Ketiga, musik menjadi haram bila membuat orang yang mendengarnya meninggalkan kewajiban sebagai Muslim. Seorang Muslim punya kewajiban yang harus dilakukan sebagai hamba Allah. Dan segala hal yang menghalanginya melakukan kewajiban itu wajib dihindari.
Kendati demikian, Kitab Tafsir at-Thabari memberi penjelasan dalam kajiannya terhadap Surah Luqman ayat 6. Allah SWT berfirman, “Dan di antara manusia (ada) orang yang mempergunakan perkataan yang tidak berguna untuk menyesatkan (manusia) dari jalan Allah tanpa pengetahuan dan menjadikan jalan Allah itu olok-olokan. Mereka itu akan memperoleh azab yang menghinakan”.
Kitab Tafsir at-Thabari (20/128) mengutip pendapat Abdullah bin Mas’ud dan Abdullah bin Abbas untuk menafsirkan ayat tersebut. Menurut dua Sahabat Nabi SAW itu, diksi lahwun pada ayat tersebut berarti musik, nyanyian dan mendengarkannya.
Kitab Tafsir Ibnu Katsir juga menguatkannya, dengan menyebutkan bahwa, “Ketika Allah SWT menjelaskan keadaan orang-orang yang berbahagia, mereka adalah yang mendapatkan petunjuk dari Kitab Allah SWT dan mengambil manfaat dari mendengarkannya”.
Kemudian, masih dalam Tafsir Ibnu Katsir, Allah SWT juga menjelaskan tentang keadaan orang yang merugi dan sengsara (asyqiya) yaitu yang menolak mengambil manfaat dari mendengarkan ayat-ayat Allah SWT, dan menerima untuk mendengarkan suara seruling, nyanyi-nyanyian dan juga alat musik.
Ibnu Mas’ud dan Ibnu Abbas adalah Sahabat Nabi SAW yang mengharamkan musik. Salah satu dalil yang mengharamkan musik yaitu hadis riwayat Imam al-Bukhari. Nabi Muhammad bersabda, “Akan ada dari umatku suatu kaum yang menghalalkan zina, sutera, khamar dan alat musik”.
Diksi alat musik yang digunakan dalam hadis itu adalah ma’azif, kata jamak, yang mengacu pada alat musik yang dipukul. Zarkasih memaparkan, ma’azif pada zaman sekarang mungkin dapat diserupakan dengan gendang.
Jika ada yang menghalalkannya, berarti asalnya itu memang haram. Dan Nabi Muhammad mengingatkan soal itu agar umatnya mawas diri.
Sedangkan Sahabat Nabi yang membolehkan musik salah satunya adalah Abdullah bin Zubair. Imam As-Syaukani dalam “Nailul-Authar”, menceritakan tentang kisah Abdullah bin Zubair, budak perempuan, dan gitar.

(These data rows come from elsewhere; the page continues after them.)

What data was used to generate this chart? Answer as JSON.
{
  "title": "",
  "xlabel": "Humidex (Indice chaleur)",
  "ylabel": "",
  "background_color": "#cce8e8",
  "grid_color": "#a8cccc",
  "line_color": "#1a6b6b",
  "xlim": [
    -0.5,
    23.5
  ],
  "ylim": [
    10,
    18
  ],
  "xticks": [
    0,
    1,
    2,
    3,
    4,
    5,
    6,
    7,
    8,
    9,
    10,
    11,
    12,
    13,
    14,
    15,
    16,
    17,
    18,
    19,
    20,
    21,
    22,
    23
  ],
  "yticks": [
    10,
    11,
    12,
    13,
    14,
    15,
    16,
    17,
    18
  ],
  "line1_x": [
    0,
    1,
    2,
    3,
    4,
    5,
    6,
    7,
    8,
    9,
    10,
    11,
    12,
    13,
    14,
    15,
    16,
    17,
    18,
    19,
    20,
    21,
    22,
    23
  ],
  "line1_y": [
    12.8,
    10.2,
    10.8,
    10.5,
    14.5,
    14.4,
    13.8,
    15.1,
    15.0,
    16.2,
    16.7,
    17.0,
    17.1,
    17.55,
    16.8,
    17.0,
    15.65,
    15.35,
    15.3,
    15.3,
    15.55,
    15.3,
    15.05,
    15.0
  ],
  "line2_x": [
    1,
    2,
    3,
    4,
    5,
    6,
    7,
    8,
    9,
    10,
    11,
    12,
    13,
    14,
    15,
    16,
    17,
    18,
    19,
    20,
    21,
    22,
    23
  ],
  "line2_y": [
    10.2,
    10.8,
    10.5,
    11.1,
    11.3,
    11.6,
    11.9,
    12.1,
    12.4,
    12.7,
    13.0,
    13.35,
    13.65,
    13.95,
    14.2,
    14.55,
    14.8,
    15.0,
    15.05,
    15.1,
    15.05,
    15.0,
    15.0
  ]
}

Suatu kali, Ibnu Umar bertandang ke rumah Abdullah bin Zubair dan melihat sebuah alat musik. Lalu dia bertanya benda apa itu, dan bertanya lagi, “apakah ini alat musik (mizan Syami) dari Syam?”. Lalu dijawab oleh Ibnu Zubair, “Dengan ini akal seseorang bisa seimbang”.